Oft times, Death Ship feels more like a made-for-tv movie than a big screen movie, and if not for the particularly captivating shower scene, it probably could have been. But even so, this movie is filled with great moments of creepiness that are really well executed. It also does well with creating an imposing sense of isolation. The ship is of course a character and inability of non-German speaking viewers to understand what is being said over the loud speakers adds to mood and the ominous feeling that the passengers are doomed. The creaky, dark, and rusty old boat makes for a great setting for a horror movie and the filmmakers exploit it to the fullest. The place looks like you’d need Tetanus shots just from looking at it.
Another thing this movie has going for it is the fact that it never goes for the easy laughs, not even for a little brevity. And even before the boats collide there’s a sense of darkness in George Kennedy’s character that doesn’t get laid out to the audience in some monologue, other than a moment where he shares his dislike for operating a cruise ship instead of a crew of soldiers. He’s downtrodden, and you just know there’s something more to it. The ghost boat sure knew it.
Mixed performances are really the only thing that bruises the film, but it’s no big deal really.

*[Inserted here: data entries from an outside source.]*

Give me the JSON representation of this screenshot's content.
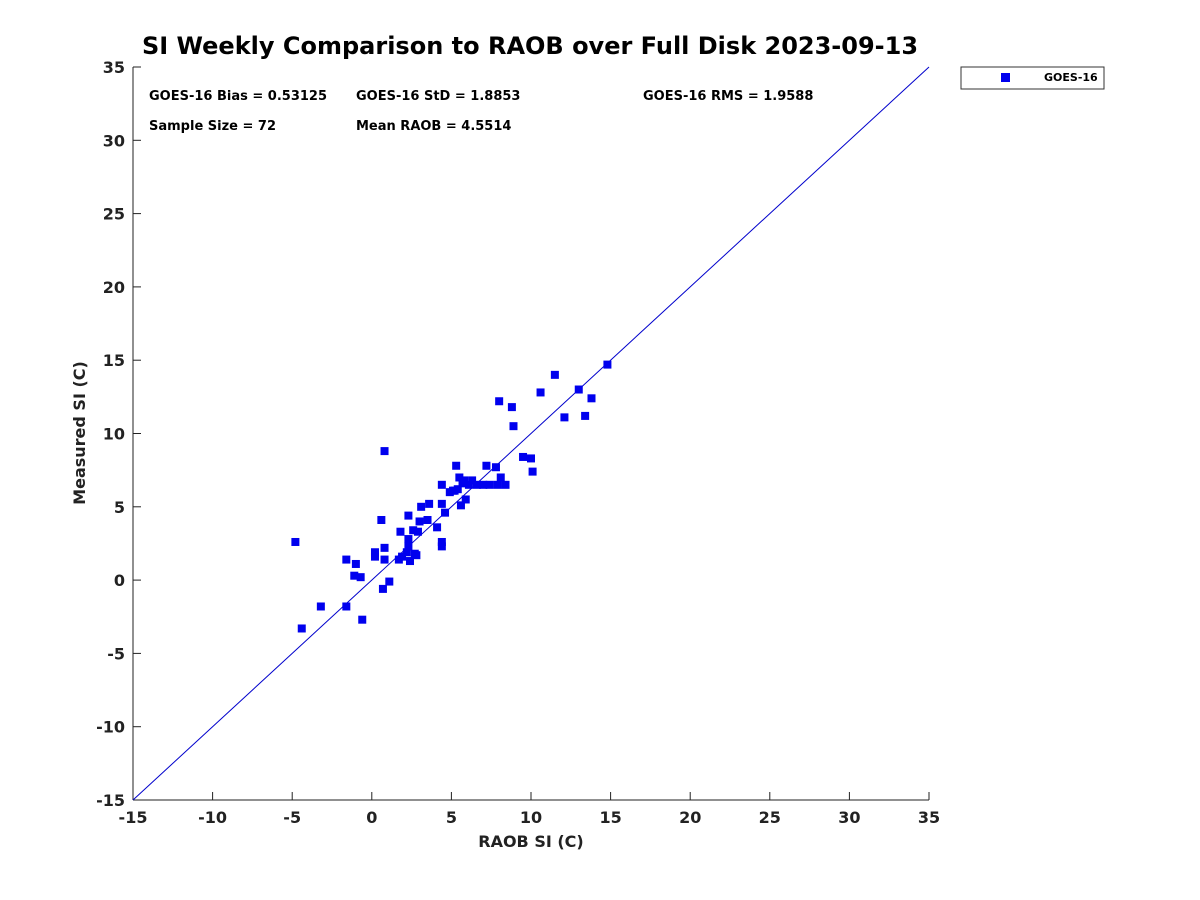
{
  "chart_data": {
    "type": "scatter",
    "title": "SI Weekly Comparison to RAOB over Full Disk 2023-09-13",
    "xlabel": "RAOB SI (C)",
    "ylabel": "Measured SI (C)",
    "xlim": [
      -15,
      35
    ],
    "ylim": [
      -15,
      35
    ],
    "xticks": [
      -15,
      -10,
      -5,
      0,
      5,
      10,
      15,
      20,
      25,
      30,
      35
    ],
    "yticks": [
      -15,
      -10,
      -5,
      0,
      5,
      10,
      15,
      20,
      25,
      30,
      35
    ],
    "grid": false,
    "legend": {
      "position": "top-right",
      "entries": [
        "GOES-16"
      ]
    },
    "reference_line": {
      "label": "1:1 line",
      "from": [
        -15,
        -15
      ],
      "to": [
        35,
        35
      ],
      "color": "#0000cc"
    },
    "marker_color": "#0000ee",
    "stats": [
      {
        "id": "bias",
        "text": "GOES-16 Bias = 0.53125"
      },
      {
        "id": "std",
        "text": "GOES-16 StD = 1.8853"
      },
      {
        "id": "rms",
        "text": "GOES-16 RMS = 1.9588"
      },
      {
        "id": "n",
        "text": "Sample Size = 72"
      },
      {
        "id": "mean",
        "text": "Mean RAOB = 4.5514"
      }
    ],
    "series": [
      {
        "name": "GOES-16",
        "points": [
          [
            -4.8,
            2.6
          ],
          [
            -4.4,
            -3.3
          ],
          [
            -3.2,
            -1.8
          ],
          [
            -1.6,
            -1.8
          ],
          [
            -1.6,
            1.4
          ],
          [
            -1.1,
            0.3
          ],
          [
            -1.0,
            1.1
          ],
          [
            -0.7,
            0.2
          ],
          [
            -0.6,
            -2.7
          ],
          [
            0.2,
            1.6
          ],
          [
            0.2,
            1.9
          ],
          [
            0.6,
            4.1
          ],
          [
            0.7,
            -0.6
          ],
          [
            0.8,
            8.8
          ],
          [
            0.8,
            1.4
          ],
          [
            0.8,
            2.2
          ],
          [
            1.1,
            -0.1
          ],
          [
            1.7,
            1.4
          ],
          [
            1.8,
            3.3
          ],
          [
            1.9,
            1.6
          ],
          [
            2.2,
            1.9
          ],
          [
            2.3,
            2.3
          ],
          [
            2.3,
            2.8
          ],
          [
            2.3,
            4.4
          ],
          [
            2.4,
            1.3
          ],
          [
            2.6,
            3.4
          ],
          [
            2.7,
            1.8
          ],
          [
            2.8,
            1.7
          ],
          [
            2.9,
            3.3
          ],
          [
            3.0,
            4.0
          ],
          [
            3.1,
            5.0
          ],
          [
            3.5,
            4.1
          ],
          [
            3.6,
            5.2
          ],
          [
            4.1,
            3.6
          ],
          [
            4.4,
            2.3
          ],
          [
            4.4,
            2.6
          ],
          [
            4.4,
            5.2
          ],
          [
            4.4,
            6.5
          ],
          [
            4.6,
            4.6
          ],
          [
            4.9,
            6.0
          ],
          [
            5.1,
            6.1
          ],
          [
            5.3,
            7.8
          ],
          [
            5.4,
            6.2
          ],
          [
            5.5,
            7.0
          ],
          [
            5.6,
            5.1
          ],
          [
            5.7,
            6.6
          ],
          [
            5.8,
            6.8
          ],
          [
            5.9,
            5.5
          ],
          [
            6.1,
            6.5
          ],
          [
            6.3,
            6.8
          ],
          [
            6.6,
            6.5
          ],
          [
            7.0,
            6.5
          ],
          [
            7.2,
            7.8
          ],
          [
            7.4,
            6.5
          ],
          [
            7.8,
            7.7
          ],
          [
            7.9,
            6.5
          ],
          [
            8.0,
            12.2
          ],
          [
            8.1,
            7.0
          ],
          [
            8.4,
            6.5
          ],
          [
            8.8,
            11.8
          ],
          [
            8.9,
            10.5
          ],
          [
            9.5,
            8.4
          ],
          [
            10.0,
            8.3
          ],
          [
            10.1,
            7.4
          ],
          [
            10.6,
            12.8
          ],
          [
            11.5,
            14.0
          ],
          [
            12.1,
            11.1
          ],
          [
            13.0,
            13.0
          ],
          [
            13.4,
            11.2
          ],
          [
            13.8,
            12.4
          ],
          [
            14.8,
            14.7
          ],
          [
            5.2,
            6.1
          ]
        ]
      }
    ]
  }
}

Aside from the crappy kid actors, most of the folks do fine. No real standouts though, as no one seems really on their best game here. Blatant stock footage and a ghostly boat that doesn’t actually move through the water (the camera crew filmed a stationary boat as they rode by on another boat to simulate motion) might cause a chuckle or two.
Once again Scorpion has given new life to a neglected movie, giving Death Ship a nice new transfer to DVD (and presumably on the soon-to-be-released Blu-ray). The image has great detail, vibrant whites, deep blacks, and the colors look great. The bright blue sky and deep blue water stand out pretty strikingly with the rusty and grungy old boat against them. It’s got the signs of an older, lower budget movie but it looks pretty darned impressive.
For sound, a simple mono track plays off the two channels, and things seem in order. Good balance, dialogue is easy to understand, and no real problems with unwanted noise in the form of hissing and popping.
This isn’t part of the “Katarina’s Nightmare Theater” brand, but the extras menu has the option to watch it with her hosting bookends to the film. This feature isn’t on the main menu. Also, Ms. Waters has a quick segment where she interprets the German dialogue the ship sputters out over the intercom. An isolated score is available for those interested, four minutes of deleted scenes, plus a trailer for the feature and trailers for other discs from Scorpion Releasing (Silent Scream, Humongous, The Hearse, Don’t Answer the Phone!, and Mortuary)
The Final Word:
A successfully eerie movie that proves you don’t need flashy effects to make an effective ghost story. An enjoyable movie with an excellent picture and a good portioning of extras makes this one recommended.